4 Concepts that matter

  • Namespace: a string key that identifies a shared-memory context (e.g., "demo").
  • Pages: the actual shared-memory buffers owned by a session.
  • Views: ALTREP wrappers that let R treat shared-memory buffers like normal objects.

Unload the package (or release views/variables) to clean up.
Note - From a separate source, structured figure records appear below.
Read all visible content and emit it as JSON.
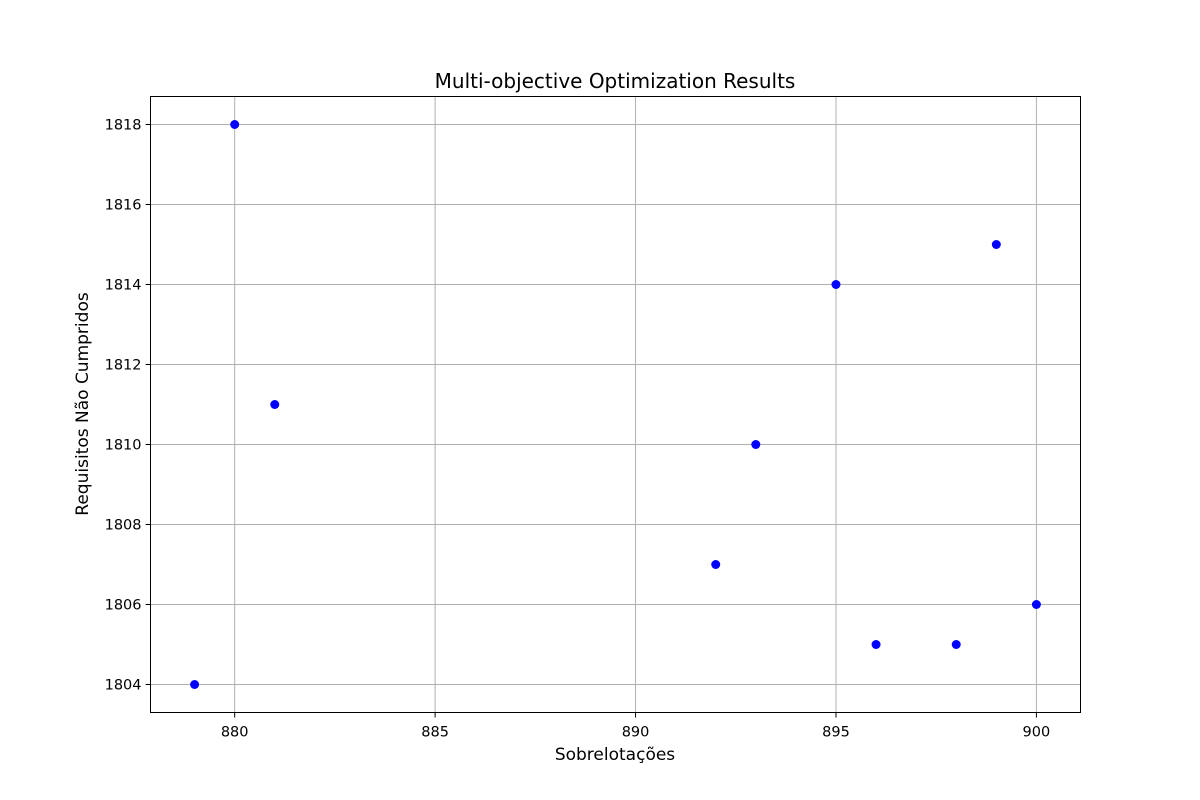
{
  "chart_data": {
    "type": "scatter",
    "title": "Multi-objective Optimization Results",
    "xlabel": "Sobrelotações",
    "ylabel": "Requisitos Não Cumpridos",
    "xlim": [
      877.9,
      901.1
    ],
    "ylim": [
      1803.3,
      1818.7
    ],
    "xticks": [
      880,
      885,
      890,
      895,
      900
    ],
    "yticks": [
      1804,
      1806,
      1808,
      1810,
      1812,
      1814,
      1816,
      1818
    ],
    "grid": true,
    "point_color": "#0000ff",
    "points": [
      {
        "x": 879,
        "y": 1804
      },
      {
        "x": 880,
        "y": 1818
      },
      {
        "x": 881,
        "y": 1811
      },
      {
        "x": 892,
        "y": 1807
      },
      {
        "x": 893,
        "y": 1810
      },
      {
        "x": 895,
        "y": 1814
      },
      {
        "x": 896,
        "y": 1805
      },
      {
        "x": 898,
        "y": 1805
      },
      {
        "x": 899,
        "y": 1815
      },
      {
        "x": 900,
        "y": 1806
      }
    ]
  }
}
Memory is freed once no views remain.


5 Common patterns

5.1 Feature map over columns (fast and memory-light)

score <- function(v, a, b) sum((v - a)^2) / (1 + b)  # any column-wise work
ns <- "scores"
a <- rnorm(n); b <- runif(1)

out <- memApply(X = X, MARGIN = 2, FUN = score, VARS = list(a = a, b = b), NAMESPACE = ns)

5.2 Multiple passes on the same data

Reuse the same namespace to avoid re-registering large objects.

ns <- "reuse"
registerVariables(ns, list(X = X))
pass1 <- memApply("X", 2, function(v) sd(v), NAMESPACE = ns)
pass2 <- memApply("X", 2, function(v) mean(v), NAMESPACE = ns)
releaseVariables(ns, "X")

6 Tips and best practices

  • FUN’s first argument must be the vector/list element (v for memApply, el for memLapply).
    Any extra shared variables in VARS must use exactly the same names in FUN’s signature.
  • Matrices/vectors must be basic numeric (double) without S3 class attributes (ALTREP expects raw storage).
  • If you provide your own cluster, you can still use clusterExport for small copied objects; big ones belong in VARS.
  • Free memory promptly: releaseViews() in workers (handled automatically by memApply/memLapply), and releaseVariables() in the master when done.
  • Detaching the package removes handles and clears shared variables unless another R process still holds a view.
  • Keep write access simple (read-mostly is safest). If multiple workers write to the same region, coordinate externally.

7 Troubleshooting

  • “Unknown input format for X/VARS”: ensure X is a numeric matrix (double) or a character name of a registered object; VARS is either a named list (to register) or character vector of existing names.
  • Memory not freed: check viewList() in workers; any remaining views prevent releaseVariables() from reclaiming memory.
  • Anonymous functions and namespaces: if NAMESPACE is missing and FUN is an inline lambda, the default namespace is "unnamed". Prefer explicit NAMESPACE in production.

8 Essentials

  • registerVariables(namespace, variableList) — put objects into shared memory.
  • retrieveViews(namespace, variableNames) — get ALTREP views (workers).
  • releaseViews(namespace, variableNames) — release worker views.
  • releaseVariables(namespace, variableNames) — free objects (master).
  • memApply(X, MARGIN, FUN, NAMESPACE = NULL, VARS = NULL, MAX.CORES = NULL) — matrix apply with shared memory.
  • memLapply(X, FUN, NAMESPACE = NULL, VARS = NULL, MAX.CORES = NULL) — list apply with shared memory.

9 References

[Thrun and Märte, 2025] Thrun, M.C., Märte, J.: Memshare: Memory Sharing for Multicore Computation in R with an Application to Feature Selection by Mutual Information using PDE, The R Journal, in revision, 2025.